Night of the Scorpion by Nissim Ezekiel

I remember the night my mother
was stung by a scorpion. Ten hours
of steady rain had driven him
to crawl beneath a sack of rice.

Parting with his poison – flash
of diabolic tail in the dark room –
he risked the rain again.

The peasants came like swarms of flies
and buzzed the name of God a hundred times
to paralyse the Evil One.

With candles and with lanterns
throwing giant scorpion shadows
on the mud-baked walls
they searched for him: he was not found.
They clicked their tongues.
With every movement that the scorpion made his poison moved in Mother’s blood, they said.

May he sit still, they said
May the sins of your previous birth
be burned away tonight, they said.
May your suffering decrease
the misfortunes of your next birth, they said.
May the sum of all evil
balanced in this unreal world

against the sum of good
become diminished by your pain.
May the poison purify your flesh

of desire, and your spirit of ambition,
they said, and they sat around
on the floor with my mother in the centre,
the peace of understanding on each face.
More candles, more lanterns, more neighbours,
more insects, and the endless rain.
My mother twisted through and through,
groaning on a mat.
My father, sceptic, rationalist,
trying every curse and blessing,
powder, mixture, herb and hybrid.
He even poured a little paraffin
upon the bitten toe and put a match to it.
I watched the flame feeding on my mother.
I watched the holy man perform his rites to tame the poison with an incantation.
After twenty hours
it lost its sting.

My mother only said
Thank God the scorpion picked on me
And spared my children.


The poet remembers the dark rainy night when his mother was stung by a scorpion.

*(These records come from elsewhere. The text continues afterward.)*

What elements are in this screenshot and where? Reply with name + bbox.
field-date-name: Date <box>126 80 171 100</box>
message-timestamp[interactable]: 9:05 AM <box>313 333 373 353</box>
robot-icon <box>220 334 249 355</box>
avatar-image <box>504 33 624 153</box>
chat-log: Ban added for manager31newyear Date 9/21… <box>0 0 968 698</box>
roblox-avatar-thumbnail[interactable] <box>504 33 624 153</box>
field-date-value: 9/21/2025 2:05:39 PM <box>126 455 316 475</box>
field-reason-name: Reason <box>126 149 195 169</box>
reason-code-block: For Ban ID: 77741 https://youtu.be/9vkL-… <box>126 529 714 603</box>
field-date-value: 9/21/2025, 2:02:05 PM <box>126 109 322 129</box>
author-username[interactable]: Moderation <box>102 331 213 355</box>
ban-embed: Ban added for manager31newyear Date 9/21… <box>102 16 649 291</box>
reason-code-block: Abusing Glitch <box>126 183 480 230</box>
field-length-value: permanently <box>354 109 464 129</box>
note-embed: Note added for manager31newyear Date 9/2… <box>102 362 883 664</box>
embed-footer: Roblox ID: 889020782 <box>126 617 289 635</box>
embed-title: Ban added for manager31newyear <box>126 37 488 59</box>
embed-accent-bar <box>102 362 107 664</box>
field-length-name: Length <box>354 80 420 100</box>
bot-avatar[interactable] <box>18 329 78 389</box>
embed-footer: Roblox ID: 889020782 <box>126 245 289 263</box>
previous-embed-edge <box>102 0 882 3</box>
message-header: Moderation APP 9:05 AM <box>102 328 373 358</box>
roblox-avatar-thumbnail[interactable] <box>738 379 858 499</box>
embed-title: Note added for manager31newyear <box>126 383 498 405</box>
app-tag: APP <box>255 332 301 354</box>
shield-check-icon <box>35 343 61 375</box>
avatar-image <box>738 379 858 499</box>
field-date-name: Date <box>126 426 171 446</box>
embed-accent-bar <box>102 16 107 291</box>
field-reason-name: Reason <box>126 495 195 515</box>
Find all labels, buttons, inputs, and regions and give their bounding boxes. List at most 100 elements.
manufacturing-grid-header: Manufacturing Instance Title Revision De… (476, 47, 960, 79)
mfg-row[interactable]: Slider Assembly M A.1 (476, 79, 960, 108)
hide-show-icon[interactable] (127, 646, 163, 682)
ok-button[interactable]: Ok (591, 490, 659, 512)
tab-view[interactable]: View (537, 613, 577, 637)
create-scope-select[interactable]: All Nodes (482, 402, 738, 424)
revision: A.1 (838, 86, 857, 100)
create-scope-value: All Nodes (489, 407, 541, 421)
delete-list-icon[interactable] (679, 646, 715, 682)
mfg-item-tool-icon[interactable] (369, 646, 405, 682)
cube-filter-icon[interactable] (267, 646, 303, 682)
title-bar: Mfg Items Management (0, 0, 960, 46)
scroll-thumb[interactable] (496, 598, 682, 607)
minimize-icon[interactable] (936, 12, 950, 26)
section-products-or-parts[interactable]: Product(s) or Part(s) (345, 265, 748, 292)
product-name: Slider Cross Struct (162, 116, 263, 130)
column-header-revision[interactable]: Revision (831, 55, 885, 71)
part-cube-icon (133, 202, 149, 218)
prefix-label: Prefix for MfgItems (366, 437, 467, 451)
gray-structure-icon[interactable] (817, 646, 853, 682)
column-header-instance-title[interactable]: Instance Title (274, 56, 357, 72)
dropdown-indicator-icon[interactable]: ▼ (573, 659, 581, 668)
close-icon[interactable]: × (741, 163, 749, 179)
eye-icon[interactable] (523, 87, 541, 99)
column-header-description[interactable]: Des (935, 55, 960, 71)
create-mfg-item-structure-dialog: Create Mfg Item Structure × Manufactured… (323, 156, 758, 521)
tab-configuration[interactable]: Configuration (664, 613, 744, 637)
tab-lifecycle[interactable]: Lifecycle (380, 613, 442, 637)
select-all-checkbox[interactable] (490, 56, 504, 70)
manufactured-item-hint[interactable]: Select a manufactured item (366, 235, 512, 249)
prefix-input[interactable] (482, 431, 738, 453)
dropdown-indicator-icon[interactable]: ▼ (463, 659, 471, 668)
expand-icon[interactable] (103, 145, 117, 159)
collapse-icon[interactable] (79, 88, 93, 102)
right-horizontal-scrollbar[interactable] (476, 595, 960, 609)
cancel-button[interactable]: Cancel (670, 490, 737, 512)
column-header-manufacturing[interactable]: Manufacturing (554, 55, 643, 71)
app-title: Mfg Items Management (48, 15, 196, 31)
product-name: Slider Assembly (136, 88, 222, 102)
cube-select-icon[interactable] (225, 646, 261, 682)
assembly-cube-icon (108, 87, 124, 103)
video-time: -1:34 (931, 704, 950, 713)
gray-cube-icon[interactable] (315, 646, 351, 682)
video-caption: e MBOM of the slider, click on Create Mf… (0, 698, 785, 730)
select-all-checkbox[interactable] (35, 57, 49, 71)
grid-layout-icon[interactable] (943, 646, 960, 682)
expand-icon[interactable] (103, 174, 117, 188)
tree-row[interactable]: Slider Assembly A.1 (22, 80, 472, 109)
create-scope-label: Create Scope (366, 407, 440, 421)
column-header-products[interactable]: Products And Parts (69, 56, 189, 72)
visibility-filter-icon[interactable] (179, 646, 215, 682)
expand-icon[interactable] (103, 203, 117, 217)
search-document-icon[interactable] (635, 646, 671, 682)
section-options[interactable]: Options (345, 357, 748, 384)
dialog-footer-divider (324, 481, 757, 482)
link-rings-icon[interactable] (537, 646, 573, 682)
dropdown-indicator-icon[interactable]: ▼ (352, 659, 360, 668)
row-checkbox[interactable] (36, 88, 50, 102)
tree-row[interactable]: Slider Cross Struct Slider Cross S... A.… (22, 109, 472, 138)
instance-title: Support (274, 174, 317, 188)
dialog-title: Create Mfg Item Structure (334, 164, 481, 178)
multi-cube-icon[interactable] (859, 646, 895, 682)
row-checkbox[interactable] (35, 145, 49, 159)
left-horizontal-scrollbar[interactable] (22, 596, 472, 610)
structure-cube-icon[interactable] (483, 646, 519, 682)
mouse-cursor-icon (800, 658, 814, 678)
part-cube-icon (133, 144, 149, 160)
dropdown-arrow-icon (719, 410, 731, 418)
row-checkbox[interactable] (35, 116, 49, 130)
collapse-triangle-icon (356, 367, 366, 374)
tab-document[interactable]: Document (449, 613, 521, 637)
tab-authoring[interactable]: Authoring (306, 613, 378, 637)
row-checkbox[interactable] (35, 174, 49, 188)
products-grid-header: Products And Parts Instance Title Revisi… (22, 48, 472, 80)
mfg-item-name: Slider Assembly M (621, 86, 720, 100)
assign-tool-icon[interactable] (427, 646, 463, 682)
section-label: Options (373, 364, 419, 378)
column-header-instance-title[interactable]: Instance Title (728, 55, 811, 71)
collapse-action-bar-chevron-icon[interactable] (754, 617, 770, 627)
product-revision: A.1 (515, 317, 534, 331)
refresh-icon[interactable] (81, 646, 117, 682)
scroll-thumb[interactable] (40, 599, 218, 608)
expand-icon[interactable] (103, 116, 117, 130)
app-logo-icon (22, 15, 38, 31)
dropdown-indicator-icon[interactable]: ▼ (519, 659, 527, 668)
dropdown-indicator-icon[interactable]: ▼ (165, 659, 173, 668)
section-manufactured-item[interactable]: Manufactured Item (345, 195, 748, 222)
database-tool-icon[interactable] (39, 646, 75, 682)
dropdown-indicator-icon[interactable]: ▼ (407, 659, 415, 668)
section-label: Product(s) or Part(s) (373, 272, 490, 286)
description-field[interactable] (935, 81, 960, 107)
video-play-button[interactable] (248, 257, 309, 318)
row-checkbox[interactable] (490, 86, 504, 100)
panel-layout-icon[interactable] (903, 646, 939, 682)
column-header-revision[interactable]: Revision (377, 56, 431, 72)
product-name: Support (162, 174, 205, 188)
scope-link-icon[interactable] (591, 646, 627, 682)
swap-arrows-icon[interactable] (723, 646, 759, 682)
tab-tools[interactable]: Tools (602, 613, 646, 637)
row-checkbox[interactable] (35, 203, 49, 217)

It was raining heavily, a scorpion had taken shelter, under a sack of rice. When the poet’s mother went to get rice from the granary, the scorpion bit her and disappeared in the rain.

The neighboring peasants, came in large numbers with candles and lanterns. They chanted the name of God to paralyze the evil one, they wanted to stop the scorpion from moving. They believed the effect of the poison would increase with the movement of the scorpion. They wanted to kill it, but it wasn’t found anywhere.

The poet’s mother was in great pain. The people prayed that all the sins of her previous birth be burnt. They believed the world to be unreal and wanted pain to absolve all her sins, and decrease the sufferings of the next birth also. More and more people walked in. The poet’s mother continued to suffer and was in great pain.

The villagers were superstitious, but the poet’s father was a disbeliever, he doubted everything especially the claims of religion. He was a rational person, his views were based on reason and logic. He tried every powder, mixture, herb, and an amalgam of herbs and prayers. He poured a little paraffin upon the bitten toe and put a match to it. The poet watched the flame feeding on his mother, he also watched the holy man trying to control the effect of poison with words in prayer or magic and performed his rites. After twenty hours the sting was lost, the poison became powerless and the mother recovered. She forgot all her sufferings and her pain. She thanked God, and was grateful that the scorpion had spared her children.